Glasgow considers himself strong against the run and “an underrated pass rusher,” but he’s using the week to hone those skills getting after the quarterback.
“I was trying to work on my pass rush. I think I did a good job in 1-on-1’s, but I need to translate that over to team,” he said. “Converting from my run reads to pass quicker is something I definitely need to work on. Playing a little further away from the ball — played on some tackles today, not something I did very often at Michigan, so getting used to that.”
Glasgow learned from his older brother the importance of high effort during the week, whether it’s in interviews or on the field.
“Don’t take a rep for granted,” he said of the advice he got from Graham. “Everyone’s watching. You’re getting evaluated constantly.”
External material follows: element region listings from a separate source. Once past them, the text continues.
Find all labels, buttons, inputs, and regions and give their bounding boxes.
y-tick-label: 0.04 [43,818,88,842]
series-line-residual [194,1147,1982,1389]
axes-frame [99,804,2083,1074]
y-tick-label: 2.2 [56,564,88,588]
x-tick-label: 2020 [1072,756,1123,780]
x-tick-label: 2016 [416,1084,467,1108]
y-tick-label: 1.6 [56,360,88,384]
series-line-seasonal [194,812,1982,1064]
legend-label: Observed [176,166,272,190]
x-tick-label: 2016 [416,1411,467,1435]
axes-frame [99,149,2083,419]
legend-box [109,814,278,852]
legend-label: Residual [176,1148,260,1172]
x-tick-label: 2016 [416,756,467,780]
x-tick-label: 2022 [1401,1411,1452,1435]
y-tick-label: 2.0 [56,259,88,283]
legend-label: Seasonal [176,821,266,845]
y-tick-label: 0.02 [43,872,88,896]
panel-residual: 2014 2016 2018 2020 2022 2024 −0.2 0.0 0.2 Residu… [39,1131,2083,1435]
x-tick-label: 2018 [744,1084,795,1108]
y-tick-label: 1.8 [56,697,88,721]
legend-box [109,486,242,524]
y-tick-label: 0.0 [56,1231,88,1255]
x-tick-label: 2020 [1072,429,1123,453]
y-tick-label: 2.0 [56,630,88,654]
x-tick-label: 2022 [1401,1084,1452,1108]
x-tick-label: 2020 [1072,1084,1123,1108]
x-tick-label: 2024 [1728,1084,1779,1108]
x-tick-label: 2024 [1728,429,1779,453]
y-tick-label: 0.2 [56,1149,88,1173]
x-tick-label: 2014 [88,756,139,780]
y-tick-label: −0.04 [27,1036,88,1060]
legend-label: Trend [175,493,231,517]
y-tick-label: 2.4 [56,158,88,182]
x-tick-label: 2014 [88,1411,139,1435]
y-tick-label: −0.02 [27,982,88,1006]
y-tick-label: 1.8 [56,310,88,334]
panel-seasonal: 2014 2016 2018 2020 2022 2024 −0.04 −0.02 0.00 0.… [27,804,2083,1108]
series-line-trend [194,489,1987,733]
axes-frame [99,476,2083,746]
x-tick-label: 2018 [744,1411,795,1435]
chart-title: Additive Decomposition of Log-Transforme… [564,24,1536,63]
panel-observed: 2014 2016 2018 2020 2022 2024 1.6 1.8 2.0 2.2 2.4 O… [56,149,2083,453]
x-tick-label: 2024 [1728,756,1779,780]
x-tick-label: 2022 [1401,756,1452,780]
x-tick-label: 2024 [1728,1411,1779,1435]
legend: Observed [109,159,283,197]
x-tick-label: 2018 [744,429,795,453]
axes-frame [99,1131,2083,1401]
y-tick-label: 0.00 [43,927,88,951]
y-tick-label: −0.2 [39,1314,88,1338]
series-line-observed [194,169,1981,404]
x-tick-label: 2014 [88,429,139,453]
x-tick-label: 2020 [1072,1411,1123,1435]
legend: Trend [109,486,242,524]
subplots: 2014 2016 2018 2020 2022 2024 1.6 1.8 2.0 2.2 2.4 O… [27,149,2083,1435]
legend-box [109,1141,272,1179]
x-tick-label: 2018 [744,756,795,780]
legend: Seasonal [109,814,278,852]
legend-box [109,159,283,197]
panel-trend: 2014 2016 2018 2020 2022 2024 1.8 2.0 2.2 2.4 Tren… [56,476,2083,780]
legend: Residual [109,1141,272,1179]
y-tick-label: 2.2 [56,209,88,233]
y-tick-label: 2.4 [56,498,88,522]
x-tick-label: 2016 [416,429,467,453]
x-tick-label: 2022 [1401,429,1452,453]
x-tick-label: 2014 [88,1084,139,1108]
Those giving Glasgow the closest evaluation are the Bears coaches who are in charge of the North team, a nice perk for the DeKalb native.
“It’s pretty sweet,” he said. “Growing up a Bears fan in Northern Illinois, watching them on TV every Sunday growing up, and then being able to be coached by their staff is pretty unreal.”
The Glasgow brothers — the youngest, Jordan, is a safety at Michigan — grew up going to Northern Illinois games, as their father worked as a team physician. The experience watching the Huskies, Glasgow said, “inspired the [desire] to play in college.”
From wrestling with his brother growing up in the house to in the trenches on the football field, Glasgow now hopes to take that aggression and use it for good during Senior Bowl week on his route toward the NFL.
“Graham and I talk a lot. We’re very close,” he said. “Having him there to prepare me … helped me get mentally in the right spot for the event.”